Des années après avoir fréquenté Sophie Colin, le ministre Thomas Tellier reçoit une inquiétante lettre de sa part. La missive contient des instructions et des menaces : l'heure est grave, car s'il n'obtempère pas, Sophie dénoncera ses abus et dérives sexuelles. Le ministre, qui a effectivement abusé d'elle par le passé et qui espère préserver sa réputation, obéit aux consignes : lire chaque nouvelle publication sur le blogue de Sophie et lui envoyer se l'argent.
Très vite, Thomas devient subjugué par l'histoire que Sophie lui raconte en ligne, par les scènes-clés qui retracent des événements marquants (traumatismes, apprentissages) de son enfance et de son âge adulte. Elle évoque les passions qui l'animent et les personnes qui l'entourent, dont une mystérieuse cégépienne. Au fil des jours, on suit le ministre dans son bureau au Parlement, dans sa limousine et dans son pied-à-terre, et à travers lui, par ses lectures et ses souvenirs, on découvre Sophie.
Haletant comme un livre psychologique, "La leçon" est un livre fascinant, dynamique, mené par une intrigue originale, pertinente, parfaitement calibrée. Avec suspense et houmour, Christine Daffe nous offre une plume maîtrisée et polymorphe, ainsi qu'une habile psychologie des personnages. Sans être moralisateur, le roman scrute des réalités complexes de façon nuancée. Traversé par des enjeux actuels tels que le consentement, les abus sexuels, l'éthique, la justice et la vengeance, "La leçon" est un livre fougueux, exceptionnel, qui nous rappelle les possibilités de la littérature.
Christine Daffe a fait paraître en 1984 un premier livre, « Le contenant », chez Soudeynz-Donzé Éditeurs, devenu XYZ l’année suivante. Elle a également fait paraître des textes dans les revues « La nouvelle barre du jour» , « Lèvres urbaines » et « Moebius ».
J'ai d'abord été envoutée par la prémisse de chantage d'une victime envers son agresseur via un blogue. C'était inattendu et fort intrigant, cette promesse de pousser l'écriture aux limites du littéraire par une narration mise en abîme dans une autre.

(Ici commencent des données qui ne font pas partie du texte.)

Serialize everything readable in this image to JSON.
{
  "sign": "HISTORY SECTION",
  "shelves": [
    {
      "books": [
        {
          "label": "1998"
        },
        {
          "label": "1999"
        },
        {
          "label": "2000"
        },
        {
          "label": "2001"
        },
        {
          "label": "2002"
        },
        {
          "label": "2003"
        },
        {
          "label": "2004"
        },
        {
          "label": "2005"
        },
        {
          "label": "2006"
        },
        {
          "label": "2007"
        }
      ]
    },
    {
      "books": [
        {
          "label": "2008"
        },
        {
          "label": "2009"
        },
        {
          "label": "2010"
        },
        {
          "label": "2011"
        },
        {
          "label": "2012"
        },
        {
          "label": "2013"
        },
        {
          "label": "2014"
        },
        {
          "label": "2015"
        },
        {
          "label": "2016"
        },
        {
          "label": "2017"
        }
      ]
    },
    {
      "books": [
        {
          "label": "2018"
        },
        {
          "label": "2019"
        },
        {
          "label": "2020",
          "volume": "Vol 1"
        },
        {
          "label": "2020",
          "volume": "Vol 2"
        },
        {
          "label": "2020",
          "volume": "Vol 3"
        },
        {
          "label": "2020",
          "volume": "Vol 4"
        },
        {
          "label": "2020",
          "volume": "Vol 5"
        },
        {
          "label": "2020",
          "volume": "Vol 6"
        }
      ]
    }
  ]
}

Malheureusement, j'ai eu du mal à entrer dans l'histoire, parce que le récit de la victime s'éparpillait et prenait des longueurs inutiles, comme pour ennuyer son agresseur, qui était forcé de la lire pour obtenir ses instructions. J'ai donc décroché à plusieurs reprises de ma lecture, qui pourtant, aurait dû être passionnante. Le moment était peut-être mal choisi. Je le relirai.
Le livre est difficile a lire au départ, puisqu'on ne sait jamais vraiment qui s'exprime et s'il s'agit d'une histoire ou non. Par contre, au fur et a mesure, on finit par s'y habituer, si on est moindrement ouvert à ce type d'écriture. Je ne décrirais pas ce livre comme haletant, comme le fait la 4e de couverture, mais c'est vraiment intéressant de voir que l'auteure parvient à nous donner le goût de poursuivre notre lecture. Je n'accrochais pas totalement au début, mais j'ai fini par vouloir connaitre la suite et j'avais hâte de connaitre le dénouement de l'histoire. Je pense que c'est un livre qui surprend, qui est différent de la classique histoire de chantage. J'ai énormément apprécié la façon dont Sophie prend le contrôle sur sa vie et son histoire. Bref, un roman auquel on s'attache et qui nous offre une perspective intéressante du cheminement intérieur d'une personne dans sa quête de justice.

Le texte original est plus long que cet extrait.